Another woman spoke of how she had a phone conversation with a man claiming to be Hollywood film producer Albert “Cubby” Broccoli. He told her to check if Clifford was circumcised.

The woman, who was about 18 when the incident happened in the early 1980s, broke down in tears as she told how she feared Clifford would rape her.

One victim spoke of how she was promised a role by Clifford, 71, alongside Blade Runner actor Rutger Hauer. She said she visited his London offices as a 16-year-old in 1988 and was told by Clifford she needed to talk to the film’s director to “audition’’, and he directed her to go to the department store Fenwick and answer a public telephone.

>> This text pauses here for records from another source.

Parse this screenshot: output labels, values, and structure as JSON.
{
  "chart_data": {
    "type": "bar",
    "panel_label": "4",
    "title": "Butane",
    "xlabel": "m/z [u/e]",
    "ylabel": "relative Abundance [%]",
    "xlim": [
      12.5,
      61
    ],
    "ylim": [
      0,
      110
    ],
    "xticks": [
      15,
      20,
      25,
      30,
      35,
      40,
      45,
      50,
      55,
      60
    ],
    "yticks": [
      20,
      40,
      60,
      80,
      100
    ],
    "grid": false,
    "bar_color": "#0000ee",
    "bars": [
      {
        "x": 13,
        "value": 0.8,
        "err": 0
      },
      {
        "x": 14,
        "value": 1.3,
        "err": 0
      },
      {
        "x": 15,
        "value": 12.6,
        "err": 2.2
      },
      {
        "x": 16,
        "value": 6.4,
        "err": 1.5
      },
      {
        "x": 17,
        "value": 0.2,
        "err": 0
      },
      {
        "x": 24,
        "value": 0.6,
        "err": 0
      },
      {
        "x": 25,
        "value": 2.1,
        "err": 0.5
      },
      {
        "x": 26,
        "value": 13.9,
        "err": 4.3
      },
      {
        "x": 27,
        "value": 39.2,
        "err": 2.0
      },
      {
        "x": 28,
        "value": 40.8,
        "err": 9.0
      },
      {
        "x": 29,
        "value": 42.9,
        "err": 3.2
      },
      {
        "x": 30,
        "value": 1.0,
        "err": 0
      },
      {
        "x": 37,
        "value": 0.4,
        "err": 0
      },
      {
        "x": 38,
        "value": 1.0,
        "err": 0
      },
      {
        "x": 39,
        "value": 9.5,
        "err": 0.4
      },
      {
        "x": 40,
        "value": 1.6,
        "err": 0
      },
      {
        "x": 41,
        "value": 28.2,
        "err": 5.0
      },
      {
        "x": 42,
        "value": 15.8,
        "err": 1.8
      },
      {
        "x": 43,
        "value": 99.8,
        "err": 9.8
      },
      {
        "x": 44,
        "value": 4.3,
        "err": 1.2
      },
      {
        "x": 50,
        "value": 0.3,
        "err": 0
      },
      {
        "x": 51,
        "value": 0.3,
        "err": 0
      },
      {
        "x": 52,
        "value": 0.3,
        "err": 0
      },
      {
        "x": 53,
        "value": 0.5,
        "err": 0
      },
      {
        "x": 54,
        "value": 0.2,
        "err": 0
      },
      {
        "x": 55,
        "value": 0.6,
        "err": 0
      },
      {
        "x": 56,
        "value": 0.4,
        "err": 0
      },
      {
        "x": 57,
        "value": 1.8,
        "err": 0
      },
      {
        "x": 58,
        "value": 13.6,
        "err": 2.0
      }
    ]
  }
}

She said she went to the phone and a man called who said he was the director. He spoke with a “feminine voice’’ and told her to return to Clifford’s office and find his “Achilles’ heel’’. She said that when she returned to his offices, Clifford exposed himself to her before telling her to return to the phone box.

During the second call with the purported director, he told her to return to Clifford’s office and find his “weakness’’. She said that once again, the defendant exposed himself to her.

Another woman told how Clifford coerced her into performing a sex act on him after telling her she could become a star of 1980s TV show Dynasty. Clifford told her he would get the director, Aaron Spelling, to phone her about it, and later she had a call from someone speaking in a camp American accent who identified himself as Spelling. The caller told her he was sure Clifford fancied him. She was later made to recount the conversation to Clifford, who walked around his desk, and took his trousers down.